The Role of Environmental Justice in Socio-Economic Rights Litigation

Authors Melanie Murcott

ISSN: 1996-2177
Affiliations: Lecturer, Department of Public Law, University of Pretoria
Source: South African Law Journal, Volume 132 Issue 4, 2015, p. 875 – 908

Abstract

This article explores the role of environmental justice as a transformative tool in litigation to enforce socio-economic rights in South Africa. Because environmental justice recognises the intrinsic links between the distribution of basic resources, and the environments in which poor people continue to find themselves in post-1994 South Africa, it has the ability to enhance and strengthen the enforcement of socio-economic rights.

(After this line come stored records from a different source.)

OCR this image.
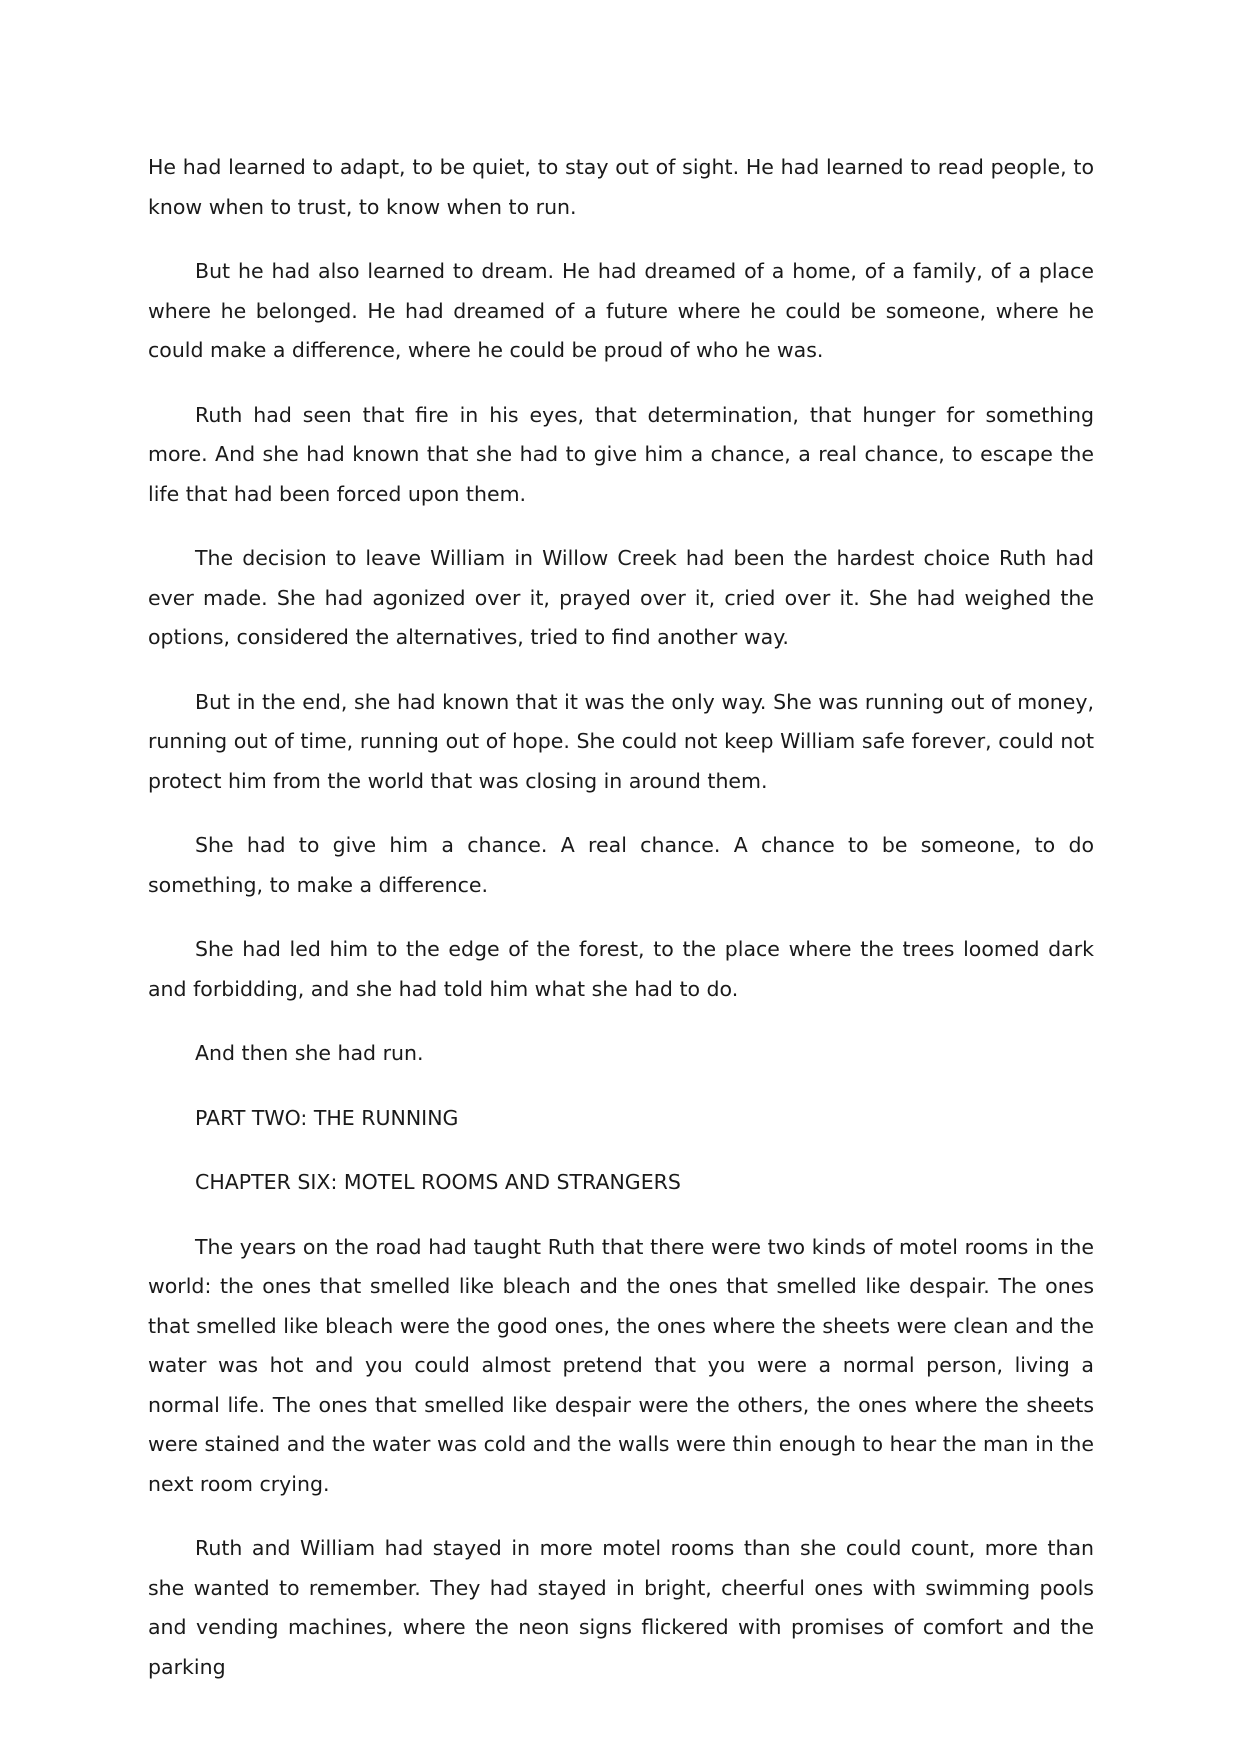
He had learned to adapt, to be quiet, to stay out of sight. He had learned to read people, to know when to trust, to know when to run.

But he had also learned to dream. He had dreamed of a home, of a family, of a place where he belonged. He had dreamed of a future where he could be someone, where he could make a difference, where he could be proud of who he was.

Ruth had seen that fire in his eyes, that determination, that hunger for something more. And she had known that she had to give him a chance, a real chance, to escape the life that had been forced upon them.

The decision to leave William in Willow Creek had been the hardest choice Ruth had ever made. She had agonized over it, prayed over it, cried over it. She had weighed the options, considered the alternatives, tried to find another way.

But in the end, she had known that it was the only way. She was running out of money, running out of time, running out of hope. She could not keep William safe forever, could not protect him from the world that was closing in around them.

She had to give him a chance. A real chance. A chance to be someone, to do something, to make a difference.

She had led him to the edge of the forest, to the place where the trees loomed dark and forbidding, and she had told him what she had to do.

And then she had run.

PART TWO: THE RUNNING

CHAPTER SIX: MOTEL ROOMS AND STRANGERS

The years on the road had taught Ruth that there were two kinds of motel rooms in the world: the ones that smelled like bleach and the ones that smelled like despair. The ones that smelled like bleach were the good ones, the ones where the sheets were clean and the water was hot and you could almost pretend that you were a normal person, living a normal life. The ones that smelled like despair were the others, the ones where the sheets were stained and the water was cold and the walls were thin enough to hear the man in the next room crying.

Ruth and William had stayed in more motel rooms than she could count, more than she wanted to remember. They had stayed in bright, cheerful ones with swimming pools and vending machines, where the neon signs flickered with promises of comfort and the parking
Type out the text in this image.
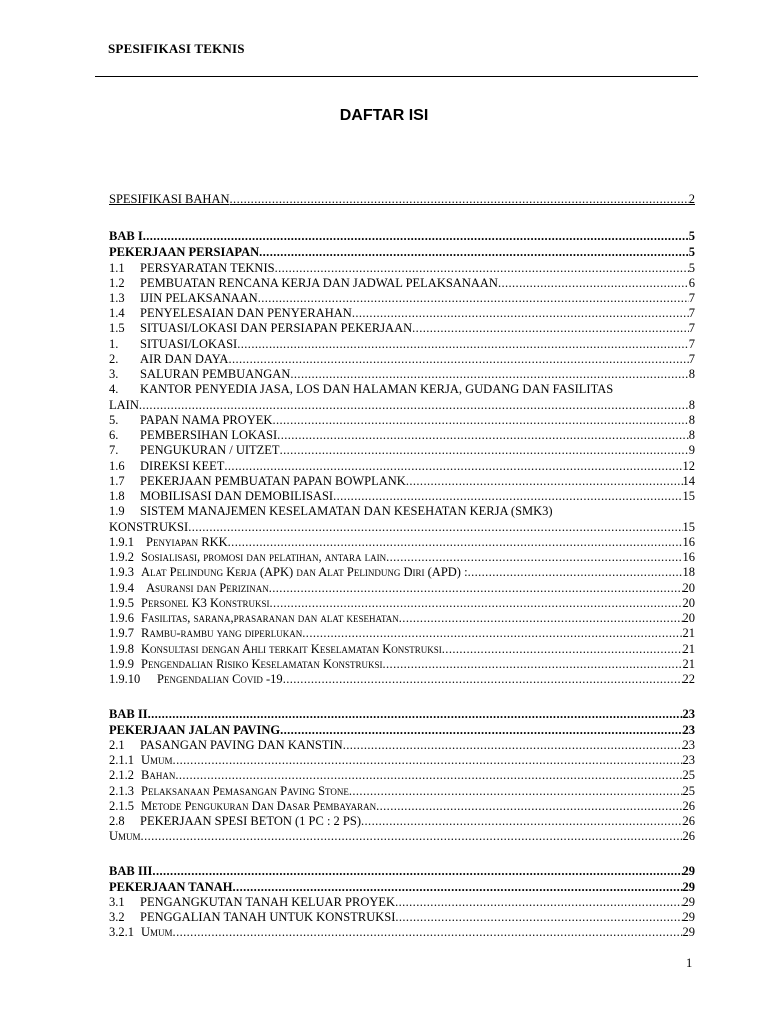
SPESIFIKASI TEKNIS
DAFTAR ISI
SPESIFIKASI BAHAN .....	2
BAB I .....	5
PEKERJAAN PERSIAPAN .....	5
1.1 PERSYARATAN TEKNIS .....	5
1.2 PEMBUATAN RENCANA KERJA DAN JADWAL PELAKSANAAN .....	6
1.3 IJIN PELAKSANAAN .....	7
1.4 PENYELESAIAN DAN PENYERAHAN .....	7
1.5 SITUASI/LOKASI DAN PERSIAPAN PEKERJAAN .....	7
1. SITUASI/LOKASI .....	7
2. AIR DAN DAYA .....	7
3. SALURAN PEMBUANGAN .....	8
4. KANTOR PENYEDIA JASA, LOS DAN HALAMAN KERJA, GUDANG DAN FASILITAS
LAIN .....	8
5. PAPAN NAMA PROYEK .....	8
6. PEMBERSIHAN LOKASI .....	8
7. PENGUKURAN / UITZET .....	9
1.6 DIREKSI KEET .....	12
1.7 PEKERJAAN PEMBUATAN PAPAN BOWPLANK .....	14
1.8 MOBILISASI DAN DEMOBILISASI .....	15
1.9 SISTEM MANAJEMEN KESELAMATAN DAN KESEHATAN KERJA (SMK3)
KONSTRUKSI .....	15
1.9.1 Penyiapan RKK .....	16
1.9.2 Sosialisasi, promosi dan pelatihan, antara lain .....	16
1.9.3 Alat Pelindung Kerja (APK) dan Alat Pelindung Diri (APD) : .....	18
1.9.4 Asuransi dan Perizinan .....	20
1.9.5 Personel K3 Konstruksi .....	20
1.9.6 Fasilitas, sarana,prasaranan dan alat kesehatan .....	20
1.9.7 Rambu-rambu yang diperlukan .....	21
1.9.8 Konsultasi dengan Ahli terkait Keselamatan Konstruksi .....	21
1.9.9 Pengendalian Risiko Keselamatan Konstruksi .....	21
1.9.10 Pengendalian Covid -19 .....	22
BAB II .....	23
PEKERJAAN JALAN PAVING .....	23
2.1 PASANGAN PAVING DAN KANSTIN .....	23
2.1.1 Umum .....	23
2.1.2 Bahan .....	25
2.1.3 Pelaksanaan Pemasangan Paving Stone .....	25
2.1.5 Metode Pengukuran Dan Dasar Pembayaran .....	26
2.8 PEKERJAAN SPESI BETON (1 PC : 2 PS) .....	26
Umum .....	26
BAB III .....	29
PEKERJAAN TANAH .....	29
3.1 PENGANGKUTAN TANAH KELUAR PROYEK .....	29
3.2 PENGGALIAN TANAH UNTUK KONSTRUKSI .....	29
3.2.1 Umum .....	29
1
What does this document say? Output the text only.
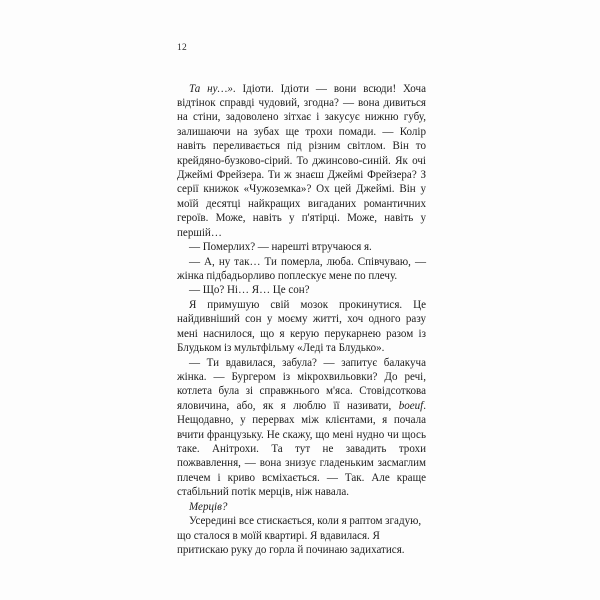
12

Та ну…». Ідіоти. Ідіоти — вони всюди! Хоча відтінок справді чудовий, згодна? — вона дивиться на стіни, задоволено зітхає і закусує нижню губу, залишаючи на зубах ще трохи помади. — Колір навіть переливається під різним світлом. Він то крейдяно-бузково-сірий. То джинсово-синій. Як очі Джеймі Фрейзера. Ти ж знаєш Джеймі Фрейзера? З серії книжок «Чужоземка»? Ох цей Джеймі. Він у моїй десятці найкращих вигаданих романтичних героїв. Може, навіть у п'ятірці. Може, навіть у першій…

— Померлих? — нарешті втручаюся я.

— А, ну так… Ти померла, люба. Співчуваю, — жінка підбадьорливо поплескує мене по плечу.

— Що? Ні… Я… Це сон?

Я примушую свій мозок прокинутися. Це найдивніший сон у моєму житті, хоч одного разу мені наснилося, що я керую перукарнею разом із Блудьком із мультфільму «Леді та Блудько».

— Ти вдавилася, забула? — запитує балакуча жінка. — Бургером із мікрохвильовки? До речі, котлета була зі справжнього м'яса. Стовідсоткова яловичина, або, як я люблю її називати, boeuf. Нещодавно, у перервах між клієнтами, я почала вчити французьку. Не скажу, що мені нудно чи щось таке. Анітрохи. Та тут не завадить трохи пожвавлення, — вона знизує гладеньким засмаглим плечем і криво всміхається. — Так. Але краще стабільний потік мерців, ніж навала.

Мерців?

Усередині все стискається, коли я раптом згадую, що сталося в моїй квартирі. Я вдавилася. Я притискаю руку до горла й починаю задихатися.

To demonstrate the transformative potential of environmental justice, I discuss its origins and its incorporation into South African law. I then demonstrate that, despite having been incorporated into our law, environmental justice has failed to capture the imagination of lawyers engaged in socio-economic rights litigation. Sustainable development and human rights discourses have been the dominant voices, at the expense of environmental justice, and its transformative potential. Through an analysis of Mazibuko v City of Johannesburg I point tohow linking environmental justice to the right to access to basic water could have encouraged the court to adopt a more redistributive and transformative approach. To conclude, I consider the potential of environmental justice in socio-economic rights litigation to challenge poverty and effect transformation in the lives of poor people in South Africa.